Dear Open Hub Users,
We’re excited to announce that we will be moving the Open Hub Forum to
https://community.blackduck.com/s/black-duck-open-hub.
Beginning immediately, users can head over,
register,
get technical help and discuss issue pertinent to the Open Hub. Registered users can also subscribe to Open Hub announcements here.
On May 1, 2020, we will be freezing https://www.openhub.net/forums and users will not be able to create new discussions. If you have any questions and concerns, please email us at
[email protected]
Is it possible to ignore parts of a repository, for instance, we (http://www.ohloh.net/projects/3946) have our javadoc tree checked into svn above the root, and this gives the project an unhealthy weighting towards HTML.
Is there a way to ignore the /docs/ folder, or does this need to go into the wishlist forum?
Another question.. should I want to ignore the javadocs folder? It's mostly meaningless, as it's all generated, but it does add significant value to the project (but maybe not as much as writing proper docs of that length by hand), etc.
Also, there's some stuff generated by JavaCC/JJTree (http://javacc.dev.java.net/) and friends (ie. http://trac.uwcs.co.uk/choob/cgi-bin/trac.cgi/browser/trunk/src/uk/co/uwcs/choob/support/ObjectDBClauseParser.jj), they all have /*... Generated.. */ on the first line, and don't contribute to the project at all, is there a way to ignore them?
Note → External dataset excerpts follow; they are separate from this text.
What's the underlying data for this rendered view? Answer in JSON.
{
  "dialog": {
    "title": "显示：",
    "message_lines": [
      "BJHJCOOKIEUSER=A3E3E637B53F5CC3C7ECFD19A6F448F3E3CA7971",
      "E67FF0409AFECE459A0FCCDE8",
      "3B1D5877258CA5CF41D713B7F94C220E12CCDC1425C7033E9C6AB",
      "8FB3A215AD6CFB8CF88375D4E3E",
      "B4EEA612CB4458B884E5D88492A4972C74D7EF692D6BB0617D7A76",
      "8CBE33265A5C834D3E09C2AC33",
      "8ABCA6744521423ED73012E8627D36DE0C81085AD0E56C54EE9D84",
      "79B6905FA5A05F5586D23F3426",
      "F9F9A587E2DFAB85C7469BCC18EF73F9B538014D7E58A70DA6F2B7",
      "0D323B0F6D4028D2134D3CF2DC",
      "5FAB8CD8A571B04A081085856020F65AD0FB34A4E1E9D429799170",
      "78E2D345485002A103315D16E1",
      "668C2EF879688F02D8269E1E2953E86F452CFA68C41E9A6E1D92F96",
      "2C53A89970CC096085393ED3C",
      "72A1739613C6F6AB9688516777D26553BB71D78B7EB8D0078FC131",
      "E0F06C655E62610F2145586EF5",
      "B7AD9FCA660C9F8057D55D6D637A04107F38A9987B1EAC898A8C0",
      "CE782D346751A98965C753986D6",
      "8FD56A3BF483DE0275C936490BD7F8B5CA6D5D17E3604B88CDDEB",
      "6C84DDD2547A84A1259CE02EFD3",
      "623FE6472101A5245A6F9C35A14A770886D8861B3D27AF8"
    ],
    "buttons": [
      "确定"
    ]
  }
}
(For anyone who's curious, both of those are in SVN such that a user checking stuff out won't have to do random code/docs generation themselves.)
Hi Faux,
The ability to ignore folders is a common request, and it's one we've been thinking seriously about implementing. It's pretty common for a project to include a lot of 3rd party libraries or build tools in their source control, and it's not correct to attribute these things to the project. It's really a question of developer resources at this point.
Personally, I feel that you shouldn't be so eager to ignore your docs folder. A lot of Ohloh users seem to be concerned about having a lot of XML or HTML in their projects, but I'm not sure where this concern comes from. Enlighten me?
Another feature we've tossed around is the ability to label directories as containing documentation or test code, although our ideas for this are a little more vague. This would help identify developers who don't write documentation or tests, and we could generate independent reports for the separate sections of code.
Ignoring source code that was generated by a tool is another feature we've been thinking about. It's not as high on our priority list right now, but we would like to filter out this type of code. I think it's doable by simply looking for some common phrases in the first comment block of a file.
You're not alone with these requests, and as we have resources available we'll be addressing them.
Thanks,
Robin
Enlighten me?
The documentation generated by javadoc is just a transform
of the sourcecode (and associated comments) into another form.
To pick a silly example (I don't feel this strongly about ignoring the javadocs, but..), say we had a subversion branch where we replaced all the tabs with eight-spaces to keep some people who dislike tabs happy? Should that branch be included?
This would help identify developers who don't write documentation..
Comments (ignoring ones that aren't just removed code, giving extra credit to appropriately formatted comments (ie. javadoc (/*) and doxygen (/!) etc.)) are probably an extra indication of documentation than HTML, especially if the HTML is measured by line?
Ignoring folders/files of code simply included from other projects would be a very welcome addition, especially for the scripting language apps, where it is customary to pack all the components / libraries used into the application bundle (in the forum thread about PHP eats Ruby etc...
some people complained about the amazing LOC count of php applications.I think removing 'included' code would help a lot in normalizing those cases, i.e. lots of stuff included makes php development real fast).
As a side note, a very useful metric would be (mostly for libraries / components / frameworks, I guess) the number of projects that bundle a given application i their distribution.
I have no idea how this could be gathered, though. Maybe checksumming every file and especially the directory listings (file names + sizes), and comparing them across projects?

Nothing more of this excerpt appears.